Het vervolg van de route, de “lus”, was geweldig. De tocht naar Gildehaus is altijd mooi, want hoogteverschil zorgt voor mooie uitzichten en een fijne fietservaring. Maar deze keer waren de gekozen wegen ten dele onbekend en zodoende nog leuker. Sommige stukken reed ik eerder, maar het was nét een beetje anders aan elkaar gebreid. Het stuk Romberg naar de Nordhang mag wat mij betreft wel omgedoopt worden tot de Hel van Grensland. De kasseien liggen er zeker niet gerieflijker bij dan in de Hel van Vlaanderen.

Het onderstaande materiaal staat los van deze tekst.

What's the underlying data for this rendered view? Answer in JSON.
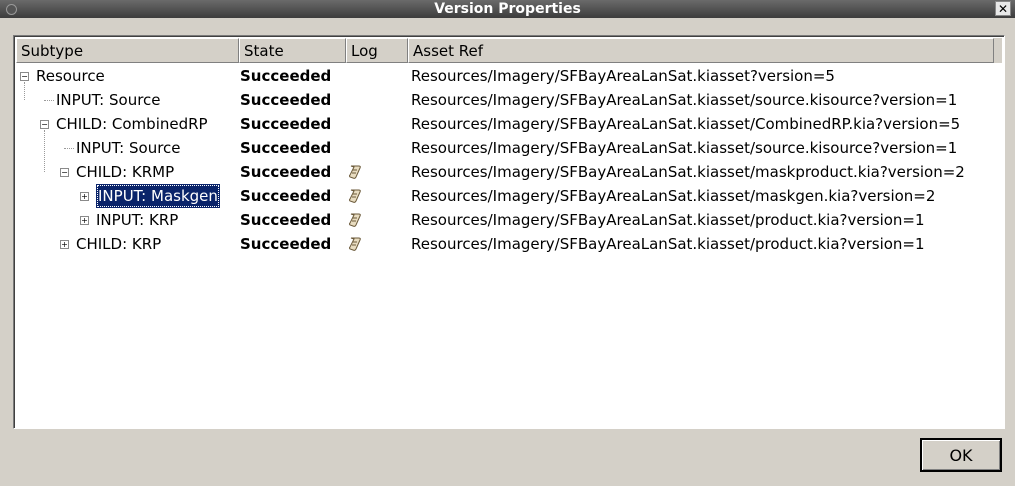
{
  "window": {
    "title": "Version Properties",
    "close_glyph": "✕"
  },
  "columns": [
    "Subtype",
    "State",
    "Log",
    "Asset Ref"
  ],
  "rows": [
    {
      "subtype": "Resource",
      "state": "Succeeded",
      "log": false,
      "asset_ref": "Resources/Imagery/SFBayAreaLanSat.kiasset?version=5",
      "depth": 0,
      "expander": "minus",
      "selected": false
    },
    {
      "subtype": "INPUT: Source",
      "state": "Succeeded",
      "log": false,
      "asset_ref": "Resources/Imagery/SFBayAreaLanSat.kiasset/source.kisource?version=1",
      "depth": 1,
      "expander": "none",
      "selected": false
    },
    {
      "subtype": "CHILD: CombinedRP",
      "state": "Succeeded",
      "log": false,
      "asset_ref": "Resources/Imagery/SFBayAreaLanSat.kiasset/CombinedRP.kia?version=5",
      "depth": 1,
      "expander": "minus",
      "selected": false
    },
    {
      "subtype": "INPUT: Source",
      "state": "Succeeded",
      "log": false,
      "asset_ref": "Resources/Imagery/SFBayAreaLanSat.kiasset/source.kisource?version=1",
      "depth": 2,
      "expander": "none",
      "selected": false
    },
    {
      "subtype": "CHILD: KRMP",
      "state": "Succeeded",
      "log": true,
      "asset_ref": "Resources/Imagery/SFBayAreaLanSat.kiasset/maskproduct.kia?version=2",
      "depth": 2,
      "expander": "minus",
      "selected": false
    },
    {
      "subtype": "INPUT: Maskgen",
      "state": "Succeeded",
      "log": true,
      "asset_ref": "Resources/Imagery/SFBayAreaLanSat.kiasset/maskgen.kia?version=2",
      "depth": 3,
      "expander": "plus",
      "selected": true
    },
    {
      "subtype": "INPUT: KRP",
      "state": "Succeeded",
      "log": true,
      "asset_ref": "Resources/Imagery/SFBayAreaLanSat.kiasset/product.kia?version=1",
      "depth": 3,
      "expander": "plus",
      "selected": false
    },
    {
      "subtype": "CHILD: KRP",
      "state": "Succeeded",
      "log": true,
      "asset_ref": "Resources/Imagery/SFBayAreaLanSat.kiasset/product.kia?version=1",
      "depth": 2,
      "expander": "plus",
      "selected": false
    }
  ],
  "footer": {
    "ok_label": "OK"
  },
  "icons": {
    "log": "scroll-icon"
  },
  "colors": {
    "selection": "#0a246a",
    "titlebar": "#4a4a4a"
  }
}
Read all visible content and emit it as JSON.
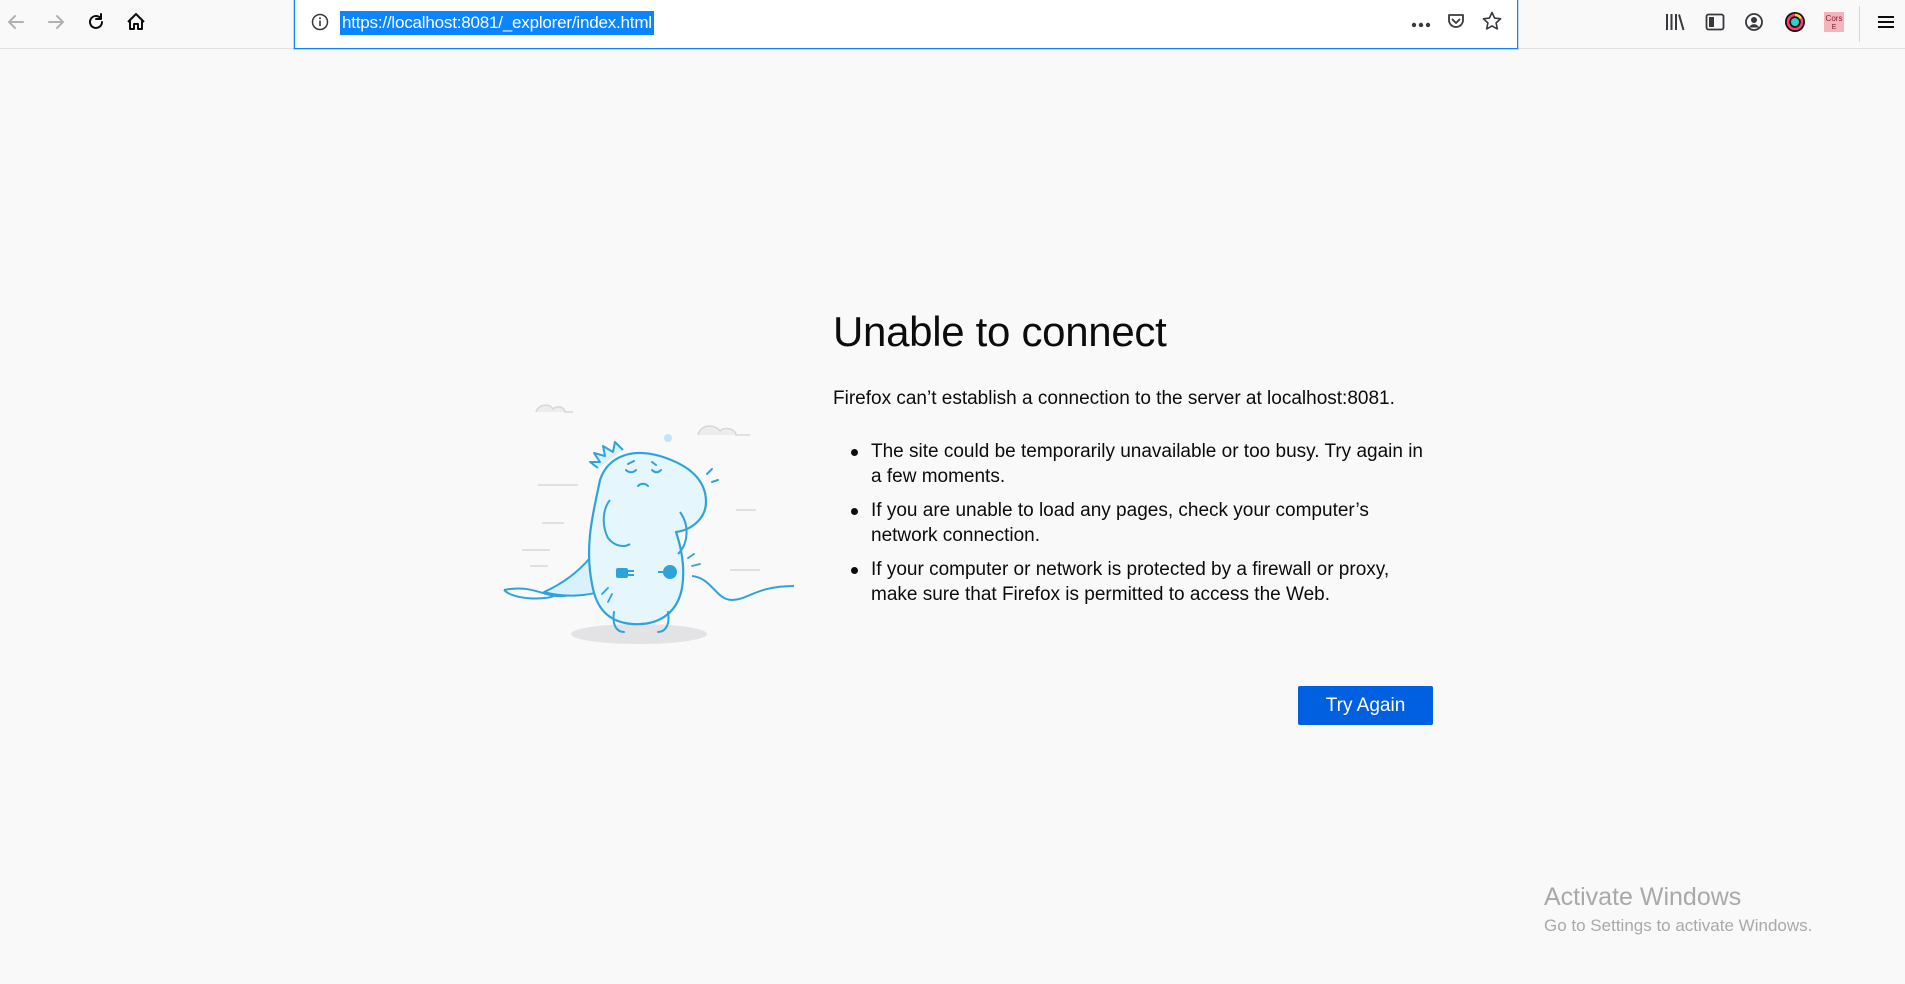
{
  "browser": {
    "url": "https://localhost:8081/_explorer/index.html",
    "extension_badge": "Cors E"
  },
  "error": {
    "title": "Unable to connect",
    "intro": "Firefox can’t establish a connection to the server at localhost:8081.",
    "reasons": [
      "The site could be temporarily unavailable or too busy. Try again in a few moments.",
      "If you are unable to load any pages, check your computer’s network connection.",
      "If your computer or network is protected by a firewall or proxy, make sure that Firefox is permitted to access the Web."
    ],
    "try_again_label": "Try Again"
  },
  "watermark": {
    "title": "Activate Windows",
    "subtitle": "Go to Settings to activate Windows."
  },
  "colors": {
    "accent": "#0a84ff",
    "button": "#0060df",
    "page_bg": "#f9f9fa",
    "illustration": "#2ea3db"
  },
  "icons": {
    "toolbar": [
      "back-arrow-icon",
      "forward-arrow-icon",
      "reload-icon",
      "home-icon"
    ],
    "urlbar": [
      "info-icon",
      "page-actions-icon",
      "pocket-icon",
      "bookmark-star-icon"
    ],
    "right": [
      "library-icon",
      "sidebar-icon",
      "account-icon",
      "extension-icon",
      "cors-extension-icon",
      "menu-icon"
    ]
  }
}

Dat maakt het juist spannend natuurlijk, alleen glad asfalt zou wel erg saai zijn. Het stukje Bentheim met het pad door het bos was voor mij ook een nieuwe manier om weer op de Mühlenberg te komen. Je kon Gildehaus al van verre ruiken, letterlijk, door de rijen bloeiende seringen. Bij de molen zagen we als vanouds de overjarige hippies met hun motoren, oldtimers en nieuwe. Leuk om te zien, deze oudere jongeren, vrolijke mannen die trots zijn op hun goed onderhouden machines, heel ander slag mensen dan de Hell’s Angels, Satudarah’s en Bandidos. Er was volop plek om je broodje op te eten en om je
heen te kijken.

Na de molen kwam de Westhang. Het stuk waar ik zes jaar geleden nog op een gewone fiets hijgend boven kwam en die prestatie beschouwde als een soort APK-keuring: je gaat voorlopig nog niet dood. Maar toen kwam corona en daarmee de elektrische fiets en nu kijk ik met veel bewondering naar Herma, immers ook geen 30 meer, die als een der laatste Mohikanen nog zonder accu al die hellinkjes neemt en daarbij nog een heel aardige gemiddelde snelheid haalt. Chapeau! Zelf schakel ik niet alleen een tandje terug maar ook een stapje omhoog, in de ecostand red ik het niet. Ja, omlaag, dan wel! Gelukkig zijn de remmen laatst vervangen, want met dat losliggende grind wil je wel graag voorzichtig afdalen. Het pad langs het spoor nam ik vroeger genietend op volle snelheid, soms met wel 40 op de teller. Nee, dat durf ik niet meer, ik weet dat de reflexen minder geworden zijn. Maar lekker freewheelen is het wel op dat stuk. Oh, daarom heet deze tocht natuurlijk vrijwielverzetje.
Bij de Achterbergerstrasze heb ik een foutje gemaakt, afgeleid door de drukte rond het voetbalveld, dus wat te ver gefietst, maar dat was eigenlijk ook wel leuk want het wierp de vraag op waarom men daar de voet van de appelbomen nog witkalkt zoals mijn opa vroeger deed en waarom dat verder nergens meer gebeurt. En de vraag waarom men in vredesnaam twee grote velden vol mais niet geoogst had terwijl er toch grote volle kolven in zaten. En de vraag hoe het kan dat sommige velden graan alleen nog hoefden te rijpen
(al volle aren) terwijl bij ons veel aarde nog niet eens ingezaaid is. Wintertarwe? Dus, een kilometertje of 8 extra, wat geeft het, het is mooi weer, stukje terug en je zit weer op de route. Langs het leuke Graafschapspad naar Dijk 59. Veel tegenliggers, late starters die de korte route doen vermoedelijk.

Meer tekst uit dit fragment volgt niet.